Implementation checklist

Identity

  • Google SSO is enabled.
  • MFA and conditional access are enforced where required.
  • Groups are resolved server-side.
  • Browser-supplied groups are not trusted.
  • Group-to-Kendra mapping is tested.
  • Privileged access is reviewed.

Kendra

  • The Confluence connector is scoped to approved spaces.
  • The Google Drive connector is scoped to approved Shared Drives or folders.
  • The Slack connector is optional and approved.
  • ACL ingestion is validated.
  • Public or no-ACL documents are reviewed.
  • Classification metadata is applied where practical.
  • Access tests include both allowed and denied users.

Bedrock

  • An approved model is selected.
  • A Bedrock Guardrail is configured and versioned.
  • Prompt-attack filtering is enabled.
  • Sensitive information filters are enabled.
  • Refusal behavior is tested.
  • Citations or source references are returned where possible.

AWS platform

  • A dedicated security AI AWS account is used.
  • IAM least privilege is applied.
  • KMS encryption is configured.
  • CloudTrail is enabled.
  • CloudWatch log retention is set.
  • Logs are forwarded to the SIEM.
  • API Gateway and Lambda do not log raw prompts by default.
  • WAF is used if the API is internet-exposed.

External AI governance

  • An AI acceptable-use standard is published.
  • An approved AI tools register is maintained.
  • CASB/SWG/DLP controls are enabled.
  • An exception workflow is defined.
  • User guidance includes safe and unsafe examples.
  • Violations are monitored and handled proportionately.

The honest conclusion

Yes, this design solves a real problem.

But only if we position it correctly.

Amazon Kendra and Amazon Bedrock are not magic controls that stop every external AI risk.

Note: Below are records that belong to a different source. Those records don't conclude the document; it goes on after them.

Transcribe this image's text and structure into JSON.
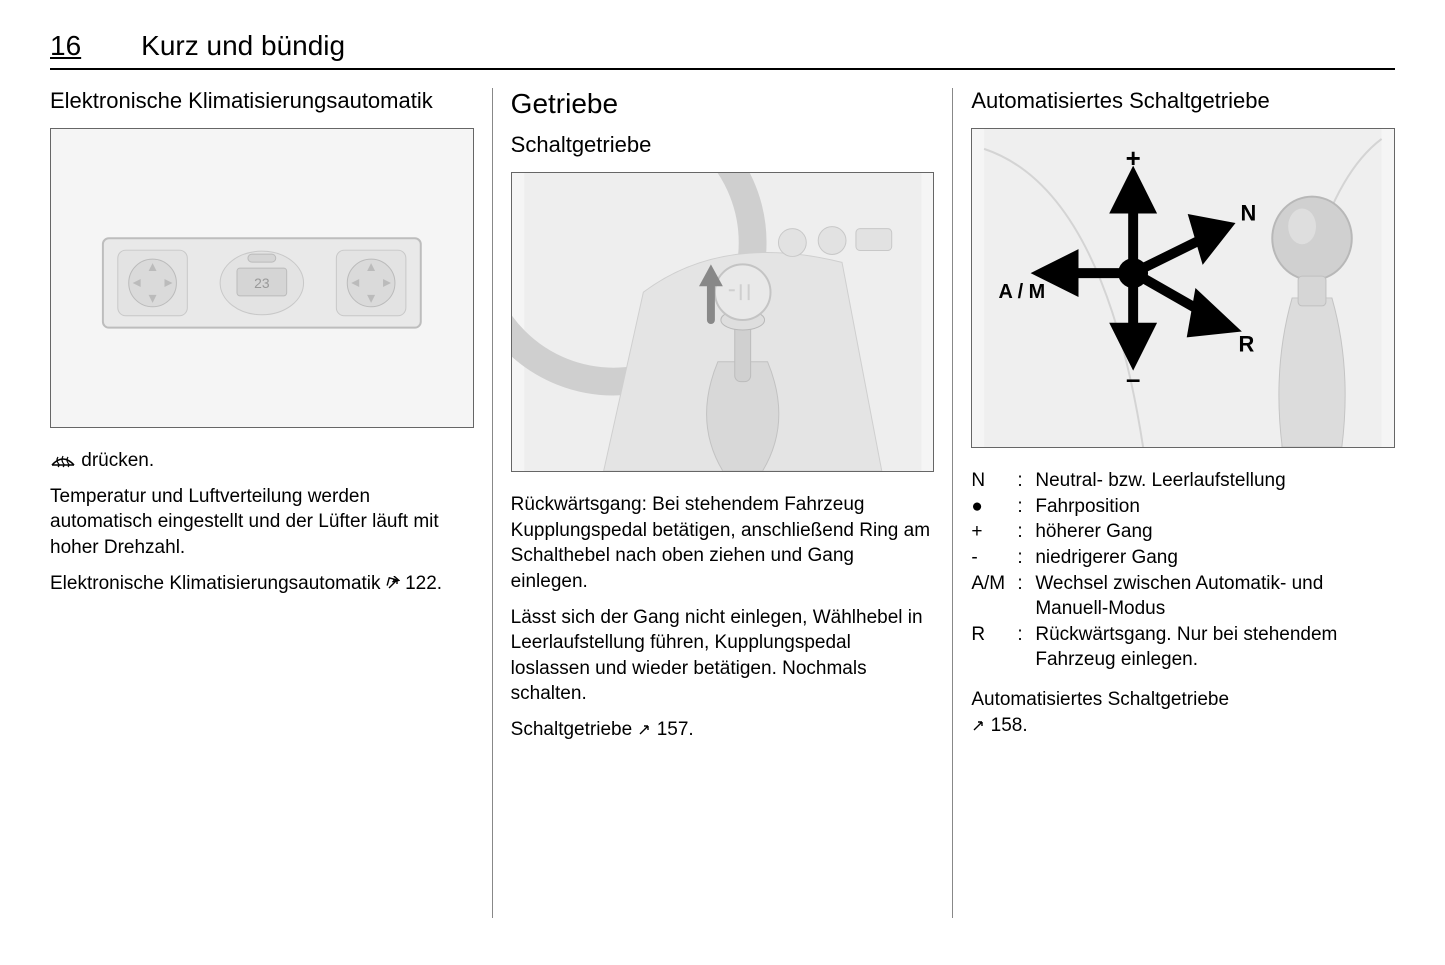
{
  "page": {
    "number": "16",
    "chapter": "Kurz und bündig"
  },
  "col1": {
    "heading": "Elektronische Klimatisierungsautomatik",
    "press_text": " drücken.",
    "para1": "Temperatur und Luftverteilung werden automatisch eingestellt und der Lüfter läuft mit hoher Drehzahl.",
    "para2_prefix": "Elektronische Klimatisierungsautomatik ",
    "para2_ref": "122."
  },
  "col2": {
    "section": "Getriebe",
    "sub": "Schaltgetriebe",
    "para1": "Rückwärtsgang: Bei stehendem Fahrzeug Kupplungspedal betätigen, anschließend Ring am Schalthebel nach oben ziehen und Gang einlegen.",
    "para2": "Lässt sich der Gang nicht einlegen, Wählhebel in Leerlaufstellung führen, Kupplungspedal loslassen und wieder betätigen. Nochmals schalten.",
    "para3_prefix": "Schaltgetriebe ",
    "para3_ref": "157."
  },
  "col3": {
    "sub": "Automatisiertes Schaltgetriebe",
    "defs": [
      {
        "sym": "N",
        "txt": "Neutral- bzw. Leerlaufstellung"
      },
      {
        "sym": "●",
        "txt": "Fahrposition"
      },
      {
        "sym": "+",
        "txt": "höherer Gang"
      },
      {
        "sym": "-",
        "txt": "niedrigerer Gang"
      },
      {
        "sym": "A/M",
        "txt": "Wechsel zwischen Automatik- und Manuell-Modus"
      },
      {
        "sym": "R",
        "txt": "Rückwärtsgang. Nur bei stehendem Fahrzeug einlegen."
      }
    ],
    "para_prefix": "Automatisiertes Schaltgetriebe ",
    "para_ref": "158."
  },
  "figures": {
    "climate_display": "23",
    "auto_labels": {
      "plus": "+",
      "minus": "–",
      "n": "N",
      "r": "R",
      "am": "A / M"
    }
  },
  "colors": {
    "fig_bg": "#f5f5f5",
    "fig_stroke": "#bdbdbd",
    "fig_fill": "#e9e9e9",
    "text": "#000000"
  }
}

They are the foundation for a better internal option.

The real solution is the combination of:

  • an approved internal RAG assistant;
  • Google SSO and trusted group resolution;
  • Kendra ACL-aware retrieval;
  • Bedrock generation with guardrails;
  • safe logging;
  • data classification;
  • client/project isolation;
  • SIEM monitoring;
  • DLP/CASB/SWG controls for external AI;
  • clear policy and user education.

The human lesson is simple:

People will use the tool that helps them get work done. Security’s job is to make the safe tool useful enough that people choose it naturally.

That is how we reduce shadow AI.

That is how we protect internal knowledge.

And that is how we give employees the speed of AI without asking them to gamble with company, client, or personal data.